I came across an problem in Calculus. Exercise 2 in chapter 9.6. It goes:

Find the Maclaurin representation of cos(2x³)

In the method used in the book, they used the series expansion for cos(x)= 1 - x²/2! + x⁴/4! + x⁶/6! ...
and then substituted x with 2x³, resulting in the series 1 - (2x³)²/2! + (2x³)⁴/4! + (2x³)⁶/6! ...

However, the second derivative of cos(2x³) is equal to zero, if x=0, which is the definition of a maclaurin polynomial.

f'=-6x²sin(2x³), f'' = -12xcos(2x³) - 36x⁴sin(2x³)

How can the term (2x³)²/2! then exist in the expansion?

 

[tkhunny]

Hello!

I came across an problem in Calculus. Exercise 2 in chapter 9.6. It goes:

Find the Maclaurin representation of cos(2x³)

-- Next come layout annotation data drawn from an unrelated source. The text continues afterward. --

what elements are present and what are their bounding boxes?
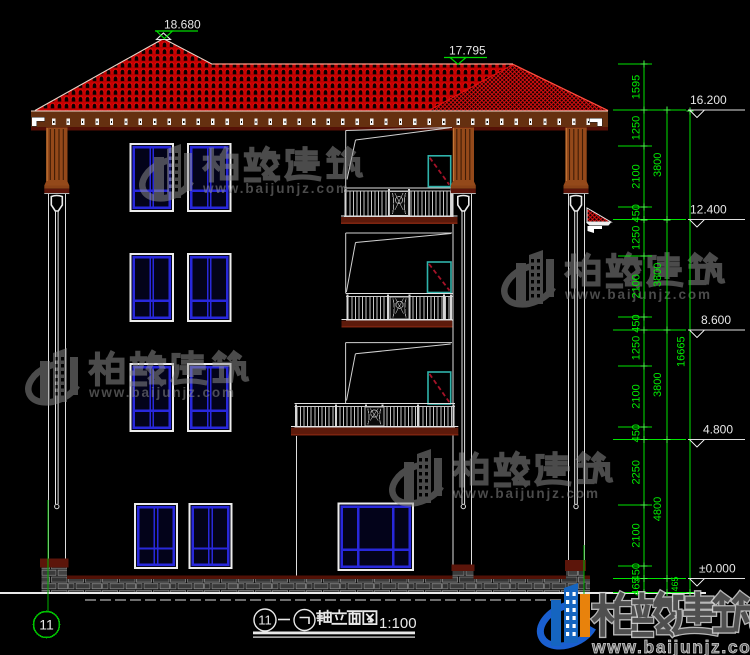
svg-text:1:100: 1:100: [379, 615, 417, 632]
svg-text:2250: 2250: [631, 460, 643, 484]
svg-text:2100: 2100: [631, 164, 643, 188]
svg-text:±0.000: ±0.000: [699, 562, 736, 576]
svg-text:465: 465: [670, 576, 680, 591]
svg-text:1595: 1595: [631, 75, 643, 99]
svg-text:4.800: 4.800: [703, 423, 733, 437]
svg-text:18.680: 18.680: [164, 18, 201, 32]
svg-text:1250: 1250: [631, 336, 643, 360]
svg-text:17.795: 17.795: [449, 44, 486, 58]
svg-text:16.200: 16.200: [690, 93, 727, 107]
svg-text:www.baijunjz.com: www.baijunjz.com: [452, 486, 600, 501]
svg-text:12.400: 12.400: [690, 203, 727, 217]
svg-text:www.baijunjz.com: www.baijunjz.com: [591, 637, 750, 655]
svg-text:www.baijunjz.com: www.baijunjz.com: [88, 385, 236, 400]
svg-text:3800: 3800: [652, 263, 664, 287]
svg-text:450: 450: [631, 204, 643, 222]
svg-text:11: 11: [39, 617, 54, 633]
svg-text:450: 450: [631, 314, 643, 332]
svg-text:1250: 1250: [631, 226, 643, 250]
svg-text:16665: 16665: [676, 336, 688, 367]
svg-text:2100: 2100: [631, 384, 643, 408]
svg-text:450: 450: [631, 424, 643, 442]
svg-text:1250: 1250: [631, 116, 643, 140]
svg-text:www.baijunjz.com: www.baijunjz.com: [202, 181, 350, 196]
svg-text:3800: 3800: [652, 372, 664, 396]
svg-text:3800: 3800: [652, 153, 664, 177]
svg-text:11: 11: [258, 613, 272, 628]
svg-text:2100: 2100: [631, 523, 643, 547]
svg-text:8.600: 8.600: [701, 313, 731, 327]
svg-text:4800: 4800: [652, 497, 664, 521]
svg-text:2100: 2100: [631, 274, 643, 298]
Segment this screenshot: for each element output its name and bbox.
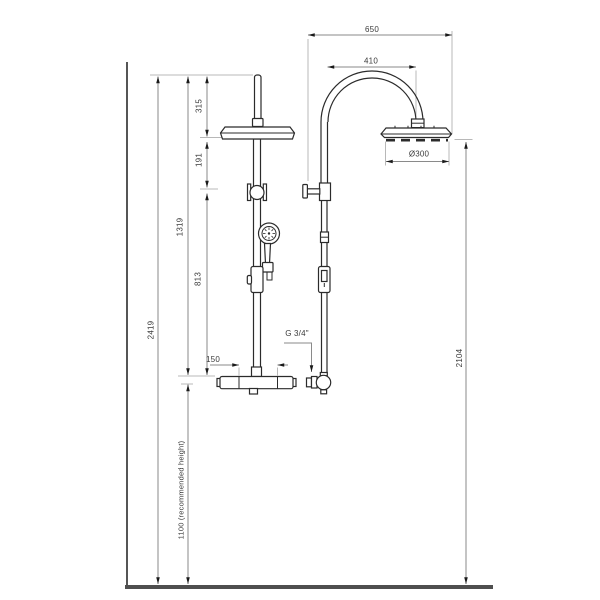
handshower-head: [259, 223, 280, 244]
dim-label-depth-overall: 650: [365, 25, 379, 34]
dim-label-top-to-mixer: 1319: [176, 217, 185, 236]
side-column-joint: [321, 232, 329, 243]
dim-label-arm-projection: 410: [364, 57, 378, 66]
arch-nut: [412, 119, 425, 128]
side-column-upper: [322, 201, 328, 233]
handshower-handle: [265, 244, 271, 264]
dim-label-mixer-height: 1100 (recommended height): [177, 440, 186, 539]
dim-label-top-to-head: 315: [195, 99, 204, 113]
side-view: [303, 71, 452, 394]
dimension-lines: [158, 35, 466, 584]
mixer-valve: [217, 377, 296, 389]
rail-collar-front: [252, 367, 262, 377]
dim-label-thread: G 3/4": [285, 329, 309, 338]
handshower-holder: [263, 263, 274, 281]
riser-collar-front: [253, 119, 264, 127]
front-view: [217, 75, 296, 394]
technical-drawing-canvas: 2419 1319 1100 (recommended height) 315 …: [0, 0, 600, 600]
dim-label-inlet-spacing: 150: [206, 355, 220, 364]
rail-slider-side: [319, 267, 331, 293]
side-column-mid: [322, 243, 328, 268]
dim-label-total-height: 2419: [147, 320, 156, 339]
dim-label-head-diameter: Ø300: [409, 150, 430, 159]
riser-pipe-front: [255, 75, 262, 121]
extension-lines: [150, 31, 473, 384]
dim-label-head-clearance: 2104: [455, 348, 464, 367]
side-column-lower: [322, 293, 328, 374]
leader-line-thread: [284, 343, 312, 372]
dim-label-head-to-diverter: 191: [195, 153, 204, 167]
diverter-knob-side: [303, 185, 320, 199]
rail-slider-front: [247, 267, 263, 293]
rail-front: [254, 139, 261, 377]
shower-head-side: [381, 126, 452, 138]
diverter-knob-front: [248, 184, 267, 201]
supply-elbow: [307, 373, 331, 394]
mixer-outlet: [250, 389, 258, 395]
shower-head-front: [221, 127, 295, 139]
technical-drawing-page: 2419 1319 1100 (recommended height) 315 …: [0, 0, 600, 600]
side-column-block: [320, 183, 331, 201]
dim-label-diverter-to-mixer: 813: [194, 272, 203, 286]
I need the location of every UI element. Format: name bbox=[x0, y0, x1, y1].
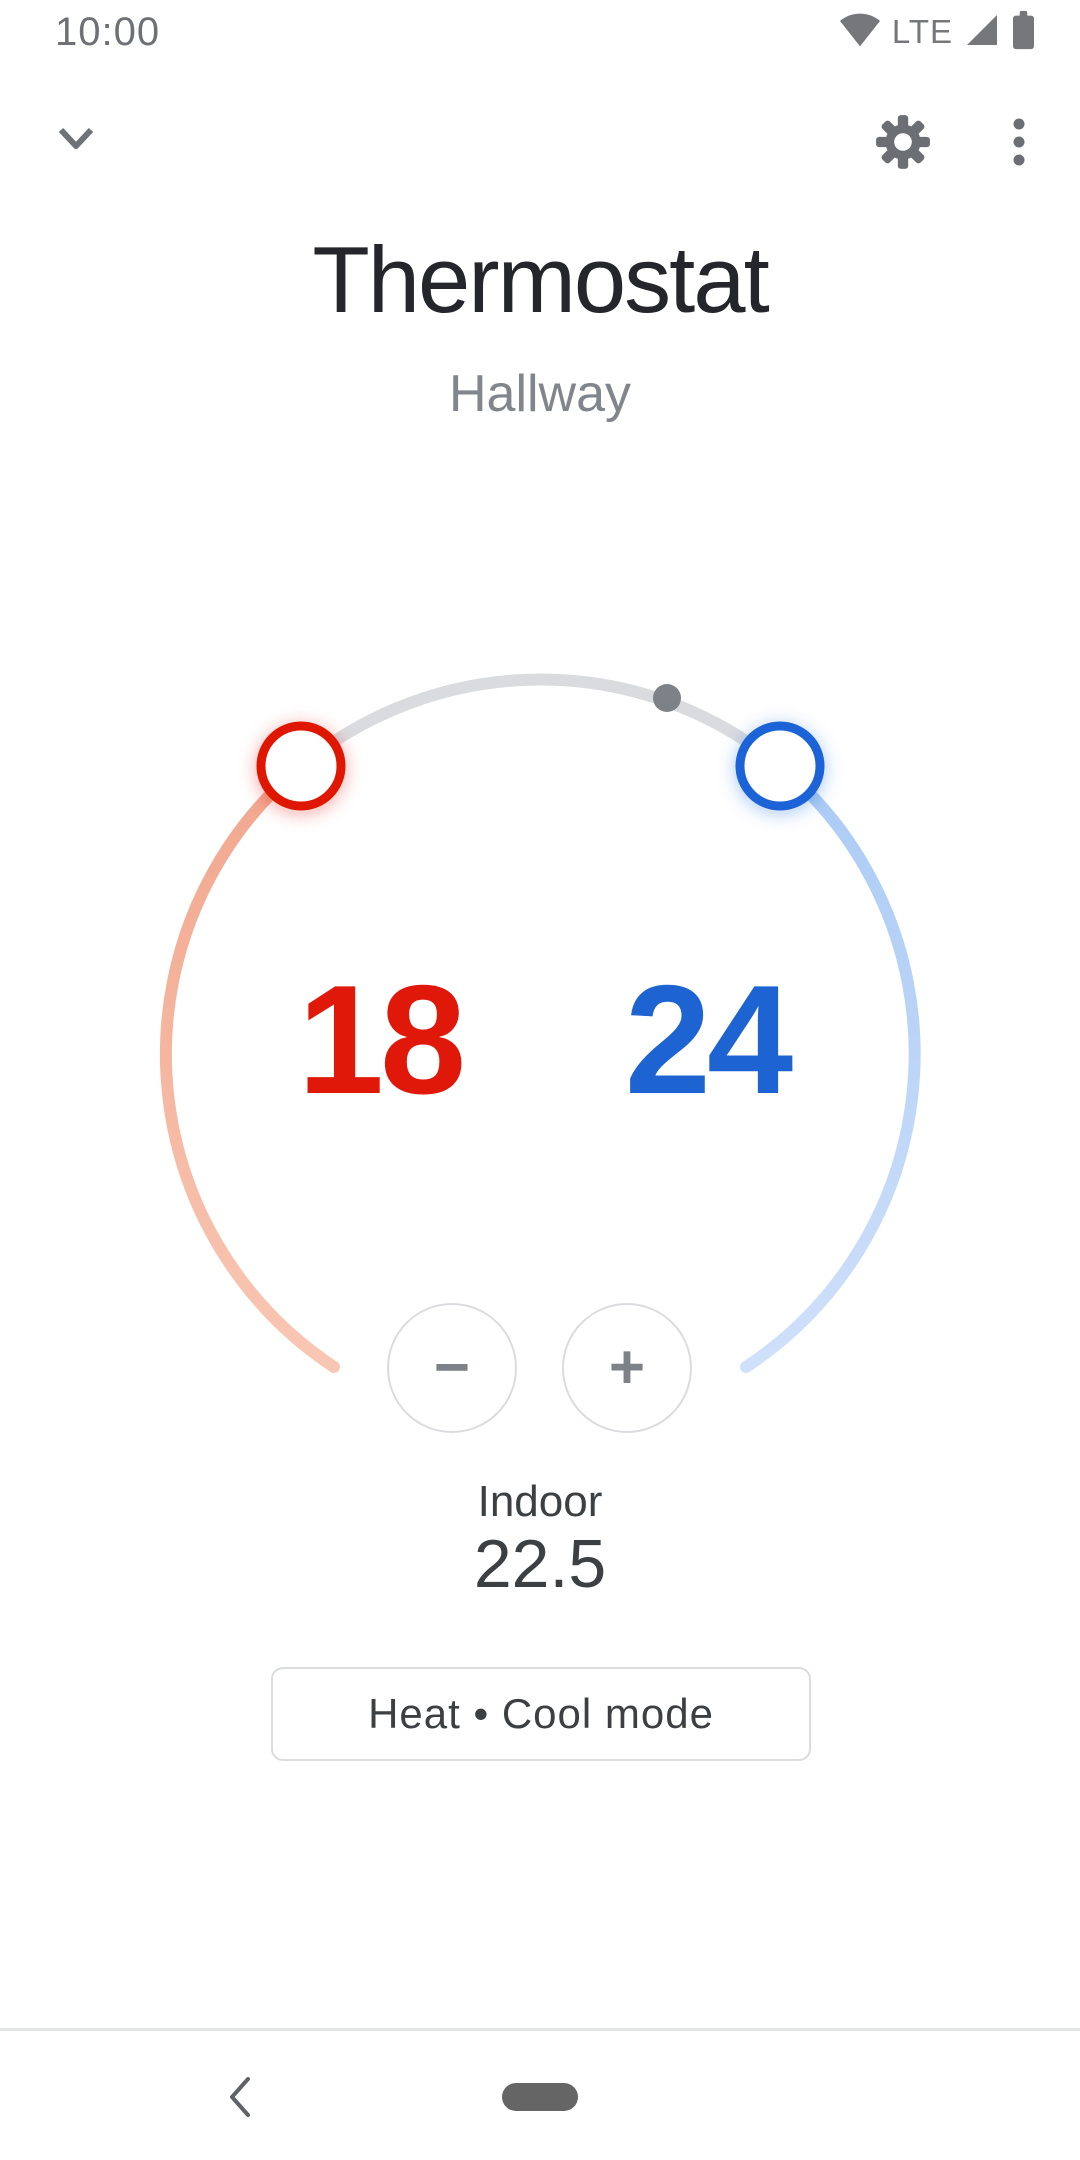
cool-setpoint-handle[interactable] bbox=[740, 726, 820, 806]
neutral-track-arc bbox=[301, 680, 780, 766]
back-button[interactable] bbox=[208, 2066, 272, 2130]
cool-setpoint-value: 24 bbox=[557, 962, 857, 1117]
nav-divider bbox=[0, 2028, 1080, 2031]
collapse-button[interactable] bbox=[38, 108, 114, 172]
status-time: 10:00 bbox=[55, 10, 160, 55]
network-type-label: LTE bbox=[892, 13, 953, 51]
indoor-temperature: 22.5 bbox=[0, 1528, 1080, 1600]
chevron-left-icon bbox=[228, 2075, 252, 2122]
increase-temp-button[interactable]: + bbox=[562, 1303, 692, 1433]
home-indicator-pill[interactable] bbox=[502, 2083, 578, 2111]
indoor-label: Indoor bbox=[0, 1478, 1080, 1526]
cell-signal-icon bbox=[964, 12, 1000, 53]
heat-setpoint-value: 18 bbox=[230, 962, 530, 1117]
mode-button[interactable]: Heat • Cool mode bbox=[271, 1667, 811, 1761]
settings-button[interactable] bbox=[867, 107, 939, 179]
mode-button-label: Heat • Cool mode bbox=[368, 1690, 714, 1738]
overflow-menu-button[interactable] bbox=[983, 107, 1055, 179]
wifi-icon bbox=[839, 11, 881, 54]
gear-icon bbox=[874, 113, 932, 174]
page-title: Thermostat bbox=[0, 230, 1080, 330]
current-temp-marker-dot bbox=[653, 684, 681, 712]
decrease-temp-button[interactable]: − bbox=[387, 1303, 517, 1433]
kebab-menu-icon bbox=[1012, 117, 1026, 170]
chevron-down-icon bbox=[56, 126, 96, 155]
heat-setpoint-handle[interactable] bbox=[261, 726, 341, 806]
plus-icon: + bbox=[609, 1337, 645, 1399]
thermostat-screen: 10:00 LTE bbox=[0, 0, 1080, 2160]
battery-icon bbox=[1011, 9, 1036, 56]
minus-icon: − bbox=[434, 1337, 470, 1399]
room-subtitle: Hallway bbox=[0, 366, 1080, 422]
status-icon-cluster: LTE bbox=[839, 8, 1036, 56]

In the method used in the book, they used the series expansion for cos(x)= 1 - x²/2! + x⁴/4! + x⁶/6! ...
and then substituted x with 2x³, resulting in the series 1 - (2x³)²/2! + (2x³)⁴/4! + (2x³)⁶/6! ...

However, the second derivative of cos(2x³) is equal to zero, if x=0, which is the definition of a maclaurin polynomial.

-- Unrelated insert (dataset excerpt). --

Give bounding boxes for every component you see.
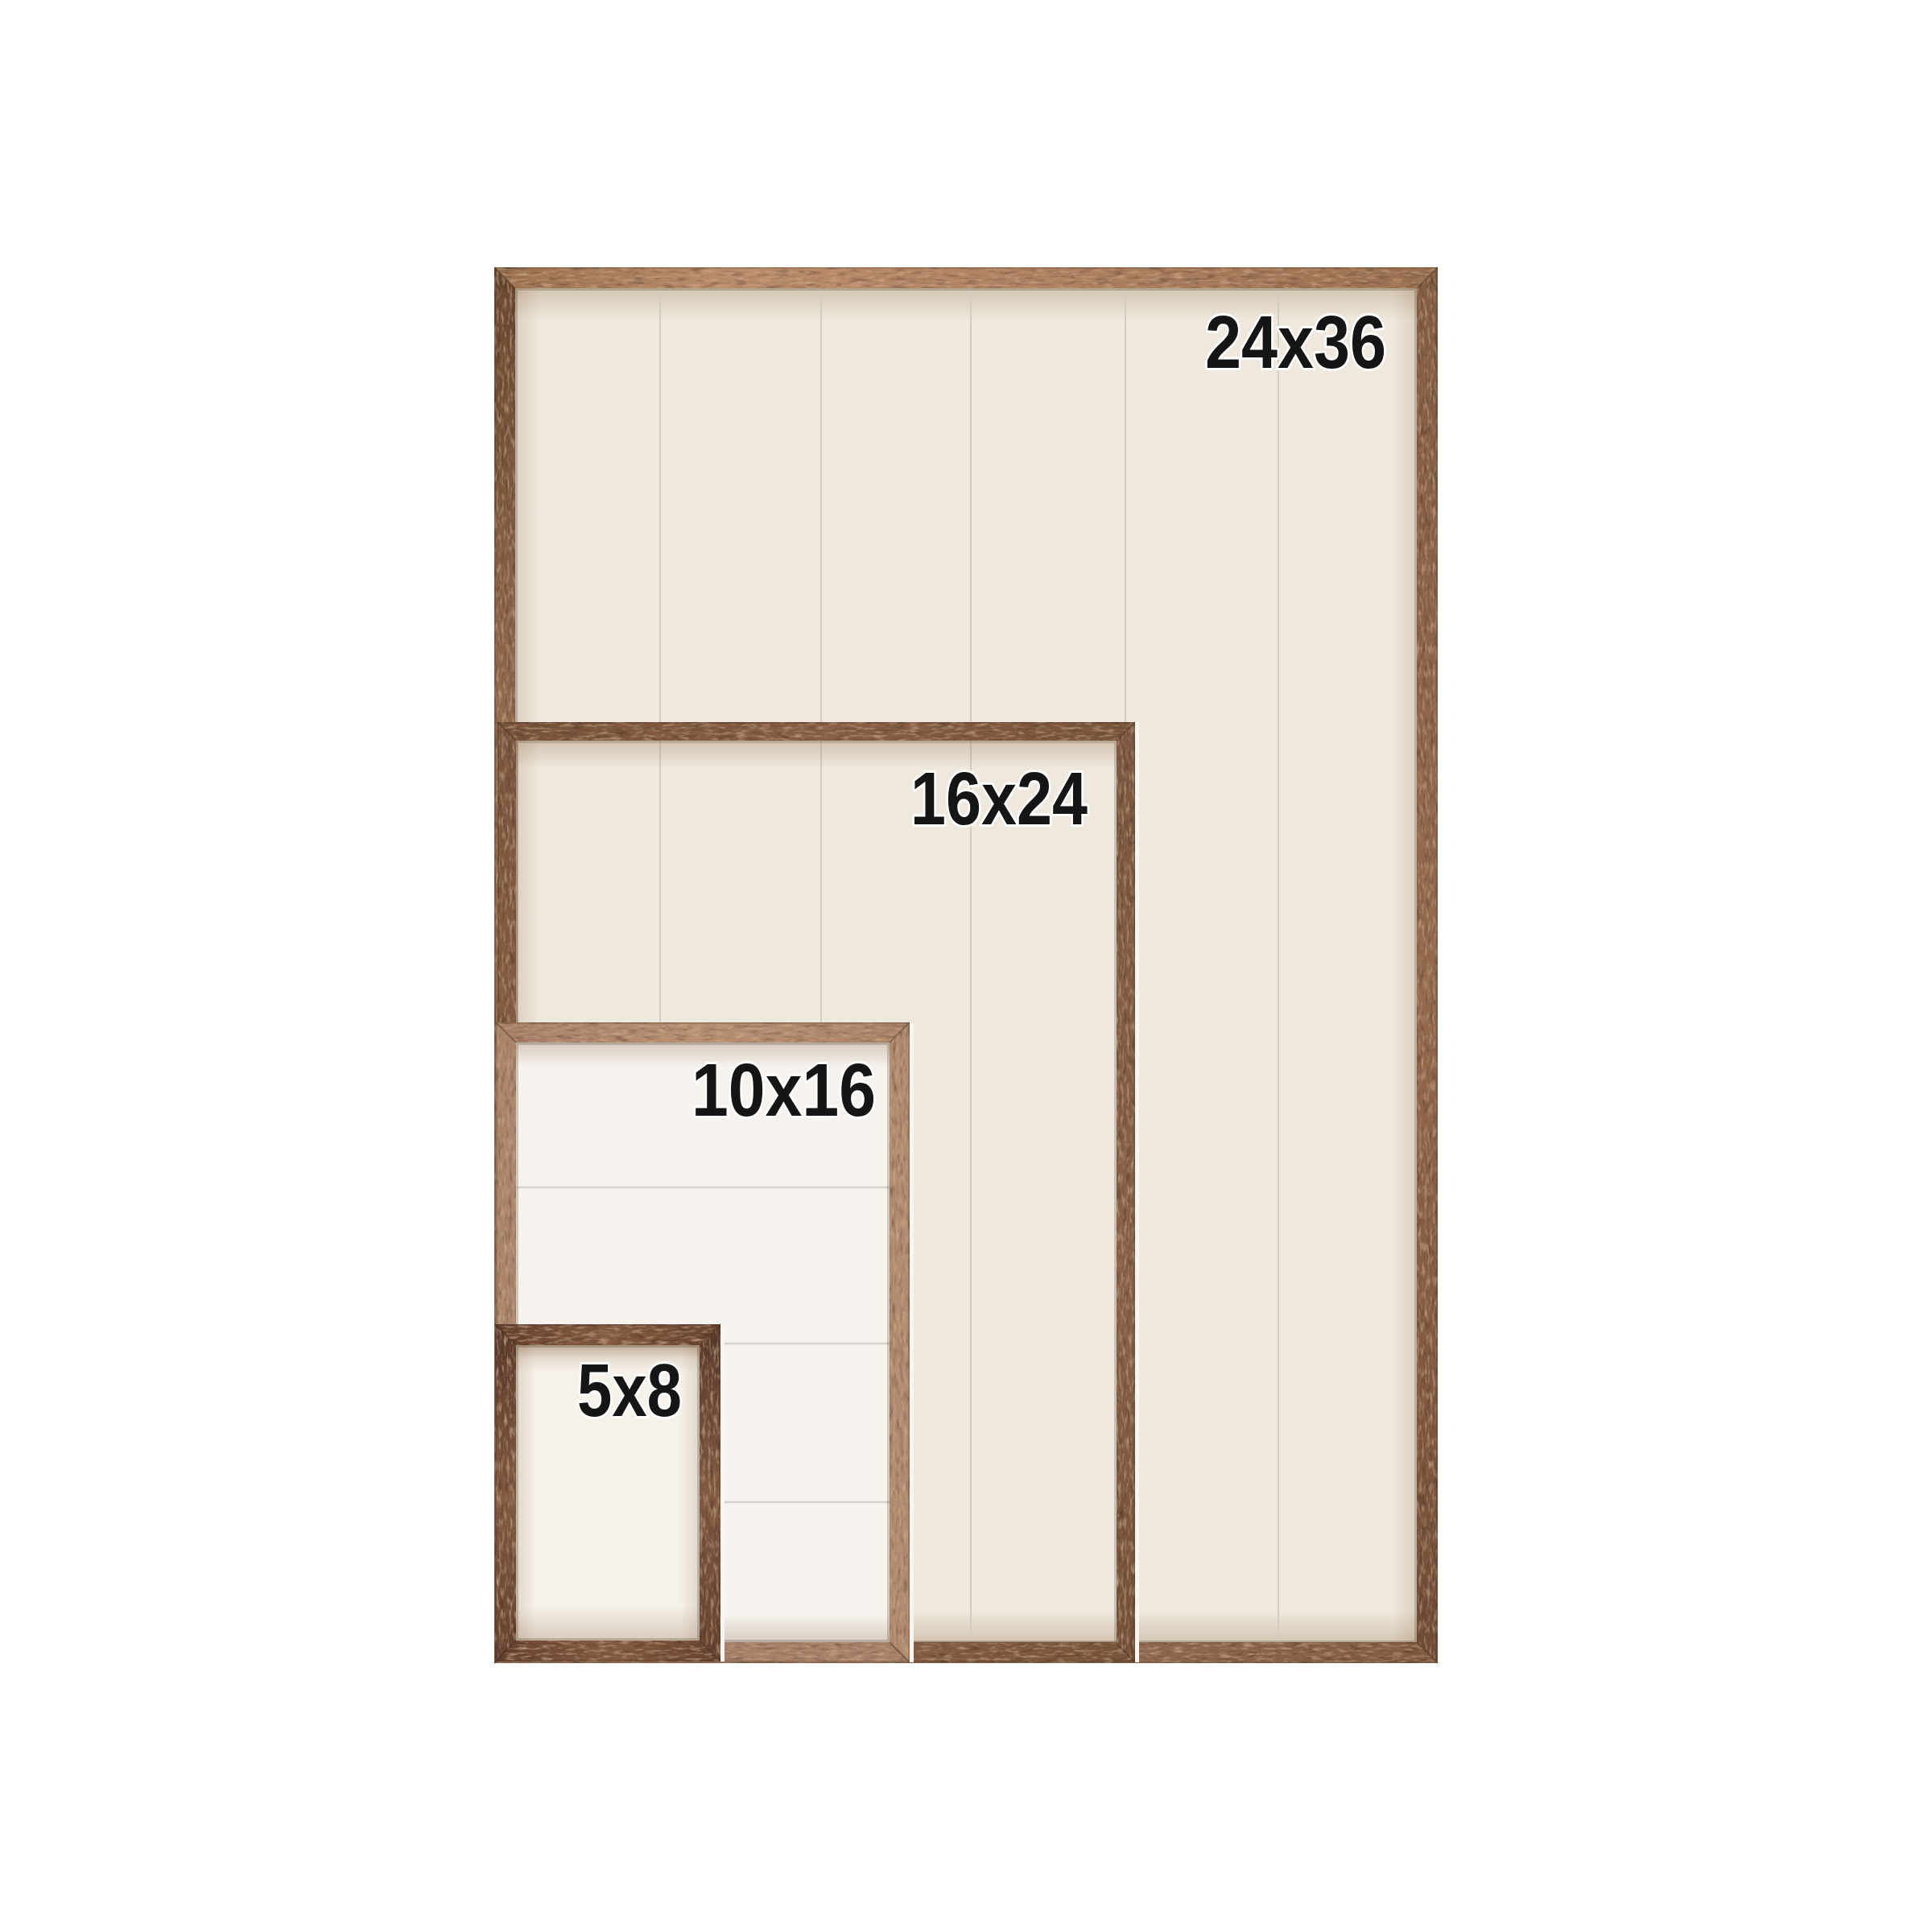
svg-text:16x24: 16x24 bbox=[910, 757, 1088, 840]
svg-text:10x16: 10x16 bbox=[691, 1048, 876, 1132]
svg-text:24x36: 24x36 bbox=[1205, 300, 1386, 384]
svg-text:5x8: 5x8 bbox=[577, 1348, 682, 1432]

f'=-6x²sin(2x³), f'' = -12xcos(2x³) - 36x⁴sin(2x³)

How can the term (2x³)²/2! then exist in the expansion?

Thought Question: Is there a term-by-term equivalence between the result of the more convenient method given by your book and what you would expect if you calculate the individual derivatives?

 

[Steven G]

Hello!

I came across an problem in Calculus. Exercise 2 in chapter 9.6. It goes:

Find the Maclaurin representation of cos(2x³)

In the method used in the book, they used the series expansion for cos(x)= 1 - x²/2! + x⁴/4! + x⁶/6! ...
and then substituted x with 2x³, resulting in the series 1 - (2x³)²/2! + (2x³)⁴/4! + (2x³)⁶/6! ...

However, the second derivative of cos(2x³) is equal to zero, if x=0, which is the definition of a maclaurin polynomial.

f'=-6x²sin(2x³), f'' = -12xcos(2x³) - 36x⁴sin(2x³) This is not true

How can the term (2x³)²/2! then exist in the expansion?

f'' \(\displaystyle \neq\) -12xcos(2x³) - 36x⁴sin(2x³)